Une des premières et sempiternelles leçons qu’une féministe se répète est que chaque acquis est fragile et doit faire l’objet d’une vigilance continue. Ces deux affaires nous le rappellent une fois encore. La répression du viol a beau avoir fait des progrès dans la loi et dans les pratiques policières et judiciaires, sa représentation dans les esprits et les médias n’accorde pas encore aux femmes victimes toute la dignité qu’elles méritent. En doutant du témoignage des victimes, en dénigrant leur moralité, comme s’il s’agissait d’une circonstance atténuante du crime, et en faisant prévaloir les activités, par ailleurs respectables, des suspects, sur le caractère répréhensible du viol, les média et l’opinion publique renvoient sur ce point le combat féministe dans les cordes. Heureusement le propre de nos luttes est de ne jamais s’avouer vaincues !
Au moment de mettre le ScumGrrrls sous presse, éclatait l’affaire Dominique Strauss-Kahn (ah ces grands hommes ! Seraient-ils tous soudainement pris de violite ?). Les média ont été à peine plus futés que pour Polanski et Assange. A force de réflexions sur la chute de DSK, la fin de sa carrière, et le choc pour le PS français, on en oubliait presque la victime du viol… Très vite pourtant, quelques journalistes s’y sont intéressés et ont demandé de ne pas l’oublier. On opposait présomption de victime à présomption d’innocence pour le patron du FMI. Depuis quand une victime est-elle « présumée  » ?
Deux autres écarts ont de quoi surprendre. Le premier, dans lequel beaucoup de journalistes sont tombés, fut de décrire combien DSK était un coureur de jupons, un grand séducteur et qu’il fallait donc s’y attendre.
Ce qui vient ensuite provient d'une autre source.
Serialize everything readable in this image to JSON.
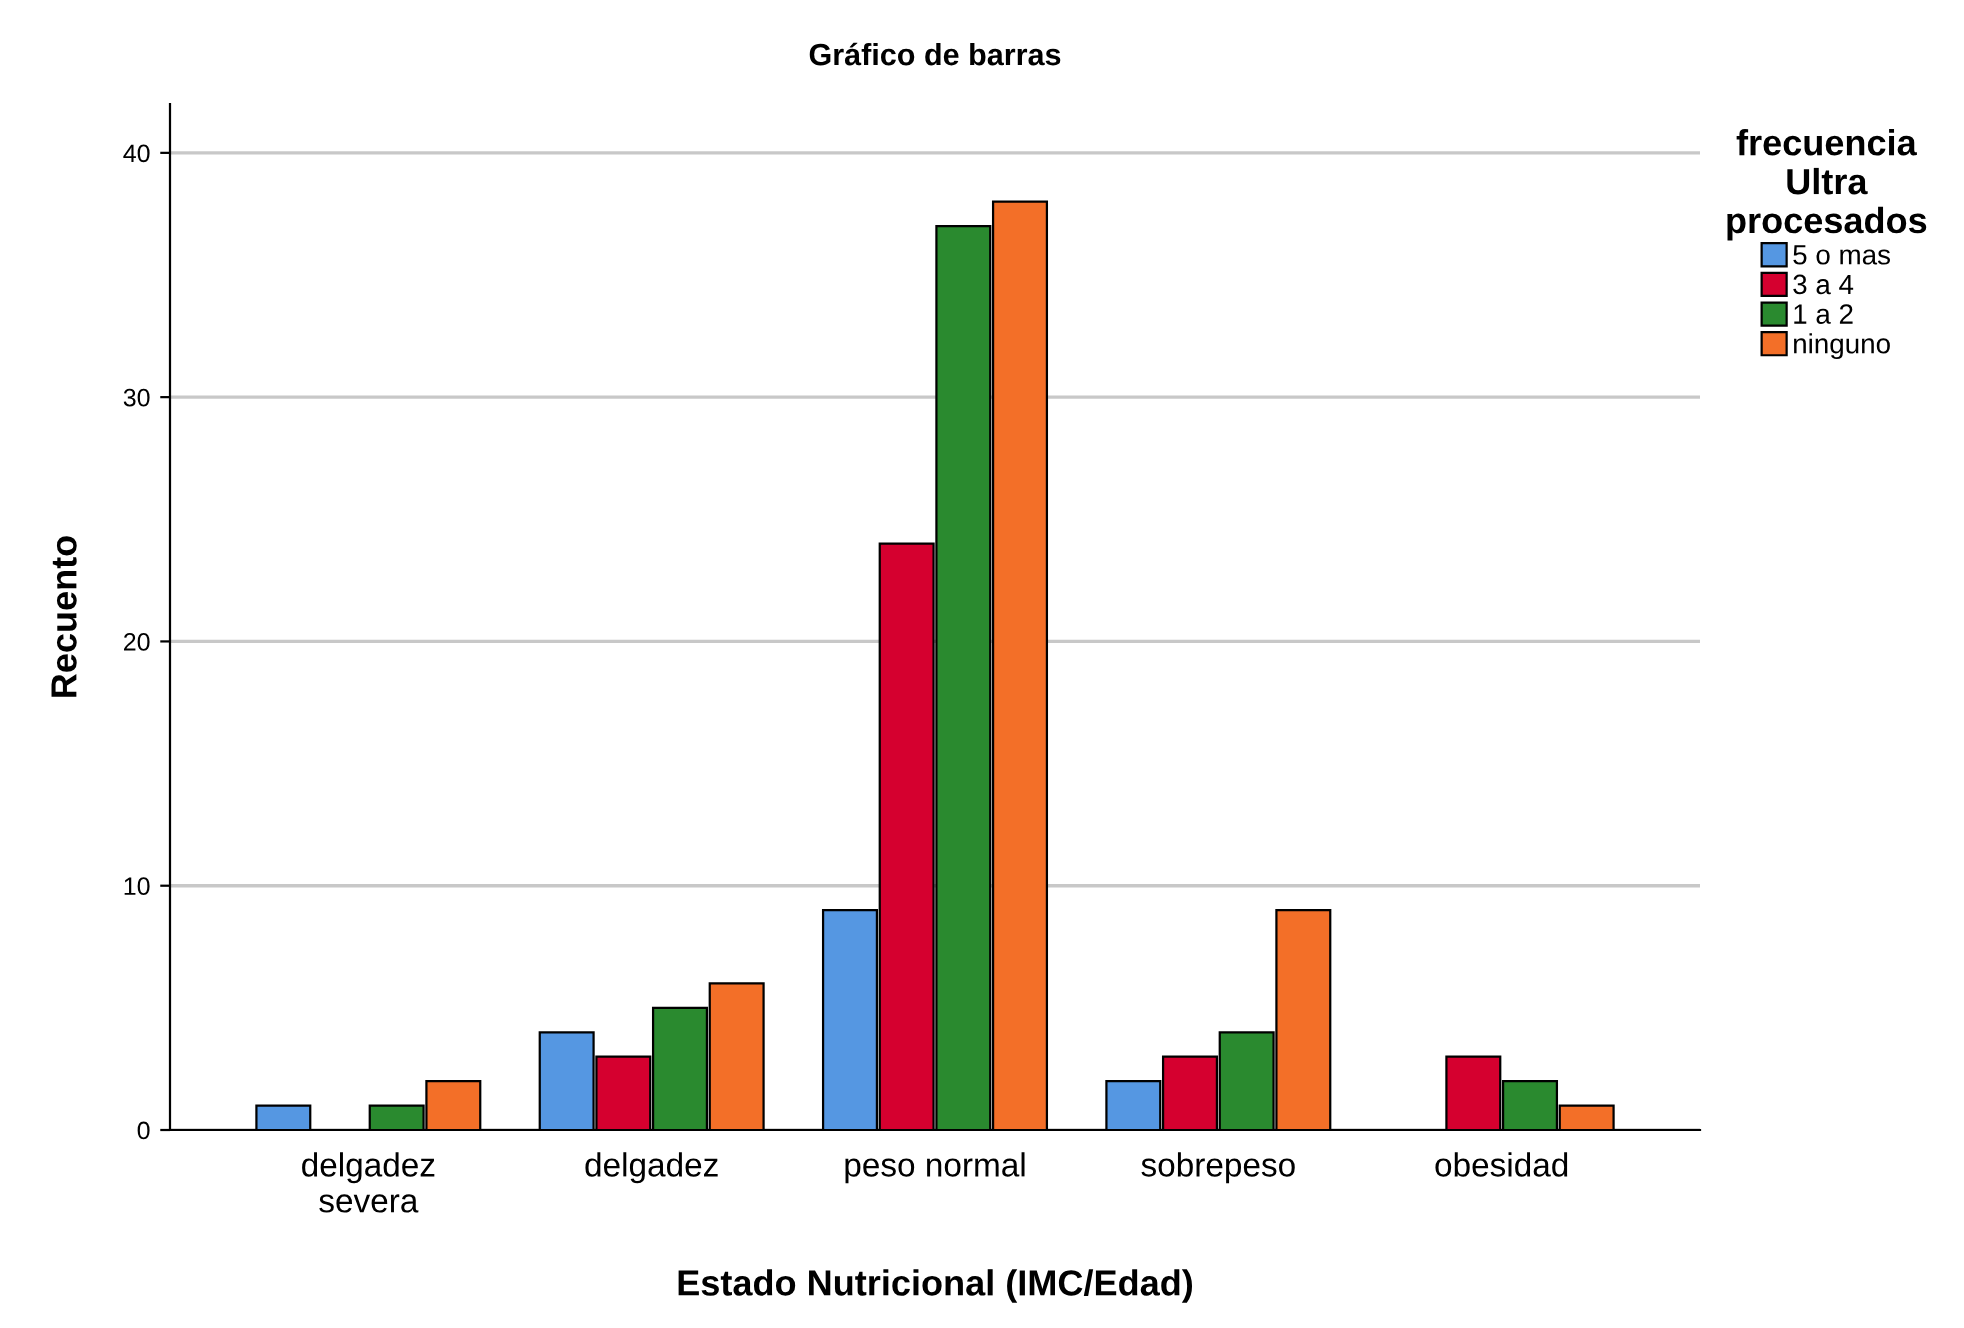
{
  "chart_data": {
    "type": "bar",
    "title": "Gráfico de barras",
    "xlabel": "Estado Nutricional (IMC/Edad)",
    "ylabel": "Recuento",
    "legend_title": "frecuencia\nUltra\nprocesados",
    "categories": [
      "delgadez\nsevera",
      "delgadez",
      "peso normal",
      "sobrepeso",
      "obesidad"
    ],
    "series": [
      {
        "name": "5 o mas",
        "color": "#5597e2",
        "values": [
          1,
          4,
          9,
          2,
          null
        ]
      },
      {
        "name": "3 a 4",
        "color": "#d5002f",
        "values": [
          null,
          3,
          24,
          3,
          3
        ]
      },
      {
        "name": "1 a 2",
        "color": "#2a8a2f",
        "values": [
          1,
          5,
          37,
          4,
          2
        ]
      },
      {
        "name": "ninguno",
        "color": "#f36f28",
        "values": [
          2,
          6,
          38,
          9,
          1
        ]
      }
    ],
    "ylim": [
      0,
      42
    ],
    "yticks": [
      0,
      10,
      20,
      30,
      40
    ],
    "grid": "y",
    "legend": "right"
  }
}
Comme si le viol était juste l’étape logique après la drague, même appuyée et un peu agressive… Comment les hommes ne s’indignent-ils pas contre de tels amalgames ? Autre réflexion étonnante, notamment d’une rédactrice du NY Times, mais aussi du porte-parole socialiste : le viol serait un élément de la vie privée de son auteur (bien que tous deux considèrent que les journalistes ou les politiques ne doivent pas éviter la question) ! Ben oui, ce n’est finalement qu’un crime dans une chambre d’hôtel à l’abri des regards et ce que DSK fait de sa quéquette ne nous regarderait pas… Y a encore du boulot… même si l’affaire DSK a au moins permis d’entendre les voix des femmes et des féministes.